Peer reviewed and published at the 2016 International Conference on Security and Management, their research identifies operational cyber system security metrics, and then organizes these into larger classes of metrics, or ontologies, based on their similarities.

“Research groups have attempted to develop security metrics over the years; however, the issue with current security metric systems is their static nature. They often only account for a single indicator,” Vert says. Grouping metrics into classes based on how they apply to threat events within a system makes them more meaningful for decision-making regarding threat response, he explains.

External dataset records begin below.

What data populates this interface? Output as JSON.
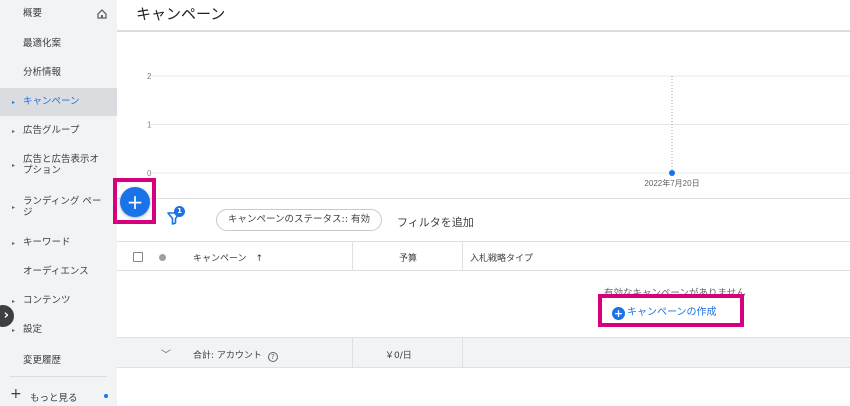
{
  "sidebar": {
    "items": [
      {
        "label": "概要",
        "arrow": ""
      },
      {
        "label": "最適化案",
        "arrow": ""
      },
      {
        "label": "分析情報",
        "arrow": ""
      },
      {
        "label": "キャンペーン",
        "arrow": "▸"
      },
      {
        "label": "広告グループ",
        "arrow": "▸"
      },
      {
        "label": "広告と広告表示オ",
        "label2": "プション",
        "arrow": "▸"
      },
      {
        "label": "ランディング ペー",
        "label2": "ジ",
        "arrow": "▸"
      },
      {
        "label": "キーワード",
        "arrow": "▸"
      },
      {
        "label": "オーディエンス",
        "arrow": ""
      },
      {
        "label": "コンテンツ",
        "arrow": "▸"
      },
      {
        "label": "設定",
        "arrow": "▸"
      },
      {
        "label": "変更履歴",
        "arrow": ""
      }
    ],
    "more_label": "もっと見る",
    "collapse_icon": "chevron-right-icon",
    "more_icon": "plus-icon",
    "home_icon": "home-icon"
  },
  "header": {
    "title": "キャンペーン"
  },
  "chart_data": {
    "type": "line",
    "yticks": [
      "2",
      "1",
      "0"
    ],
    "ylim": [
      0,
      2
    ],
    "x": [
      "2022年7月20日"
    ],
    "series": [
      {
        "values": [
          0
        ]
      }
    ],
    "grid": true,
    "accent": "#1a73e8"
  },
  "toolbar": {
    "add_icon": "plus-icon",
    "filter_icon": "filter-icon",
    "filter_badge": "1",
    "status_chip": "キャンペーンのステータス:: 有効",
    "add_filter": "フィルタを追加"
  },
  "table": {
    "col_campaign": "キャンペーン",
    "sort_arrow": "↑",
    "col_budget": "予算",
    "col_bid": "入札戦略タイプ",
    "empty_message": "有効なキャンペーンがありません",
    "create_label": "キャンペーンの作成",
    "total_label": "合計: アカウント",
    "total_budget": "￥0/日"
  },
  "highlight_color": "#d6007f"
}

Using computational math, researchers can assess potential threat events, looking at how closely those events occur together in time and space — the theory being that the closer they are together, the more likely the threat. If a threat is indicated, the model may react by dynamically self-reorganizing or recombining into larger classes of metrics that can deal with the threat as it moves across the network. Vert and his team define this dynamic model as the Adaptive Security Metric Method. “By determining which ontologies fit best with one another, frameworks can be determined for a best security model,” Vert says.

Vert adds that the work is conceptual at this point and that more empirical testing and validation are necessary. However, the model lays the mathematical groundwork for a future cybersecurity system that could dynamically and autonomously combat a cyber intrusion (i.e., spyware) or attack.

The research is being developed further for journal publication with undergraduates at Embry-Riddle’s Prescott Campus.